Le document d’Avaaz révèle que ces pages ont été créées il y a plus de sept ans et que leurs acteurs ont été actifs sur la plateforme des médias sociaux depuis un certain temps tout en précisant que ces pages ne sont pas exclusivement destinées aux personnes à la recherche de conseils en matière de santé puisque près de la moitié de ces pages ont des intérêts politiques ou alternatifs. A noter que près de 125 millions de faux comptes  qui sont, selon Facebook, toujours actifs sur la plateforme, faussent également et en permanence l'algorithme d'une manière qui n'est pas représentative des utilisateurs réels.
Pour les rédacteurs de ce rapport, c’est la nature sensationnaliste et provocante des informations erronées sur la santé qui pousse les individus à « liker » et partager ces informations. Ce qui est souvent interprété par l'algorithme de Facebook comme une raison pour renforcer davantage ce contenu dans le fil d'actualité, ce qui augmentera encore la visibilité et le nombre d'utilisateurs qui suivent les pages/sites Web partageant la désinformation.
Facebook a déclaré publiquement en 2018, après le scandale de  Cambridge Analytica et la crise de la désinformation à laquelle il a été confronté en 2016, qu'il avait repensé ses mesures de classement pour ce qu'il inclut dans le fil d'actualité. Ce nouveau rapport démontre qu'il échoue encore à empêcher l'amplification de la désinformation et les acteurs qui la diffusent.

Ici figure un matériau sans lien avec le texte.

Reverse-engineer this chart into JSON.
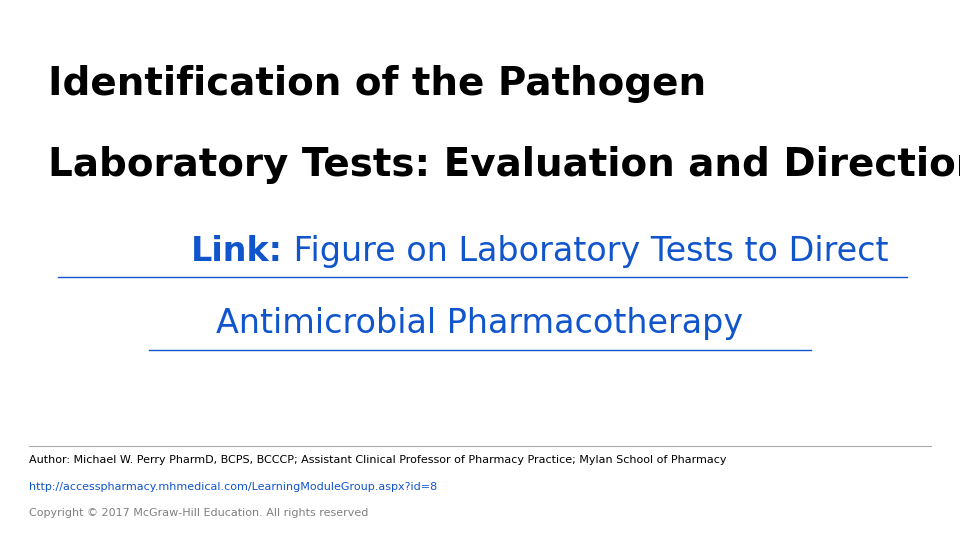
{
  "title_line1": "Identification of the Pathogen",
  "title_line2": "Laboratory Tests: Evaluation and Direction",
  "link_label": "Link:",
  "link_text_line1": " Figure on Laboratory Tests to Direct",
  "link_text_line2": "Antimicrobial Pharmacotherapy",
  "footer_author": "Author: Michael W. Perry PharmD, BCPS, BCCCP; Assistant Clinical Professor of Pharmacy Practice; Mylan School of Pharmacy",
  "footer_url": "http://accesspharmacy.mhmedical.com/LearningModuleGroup.aspx?id=8",
  "footer_copyright": "Copyright © 2017 McGraw-Hill Education. All rights reserved",
  "bg_color": "#ffffff",
  "title_color": "#000000",
  "link_color": "#1155cc",
  "footer_color": "#000000",
  "footer_url_color": "#1155cc",
  "footer_copyright_color": "#808080",
  "title_fontsize": 28,
  "link_fontsize": 24,
  "footer_fontsize": 8
}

Le Maroc, même s’il ne fait pas partie des pays visés par l'enquête d’Avaaz, a connu aussi, depuis l'apparition des cas de coronavirus, ce phénomène de désinformation sur les réseaux sociaux dont Facebook. Les autorités ont arrêté 56 personnes accusées de propager des "rumeurs mensongères" dans plusieurs villes du pays depuis début mars. Nombre de ces fausses informations nient  l’existence du Covid-19 ou diffusent  des vidéos ou des images de  personnes inconscientes ou qui ont fait des malaises dans la rue et les présentent comme des victimes du nouveau coronavirus.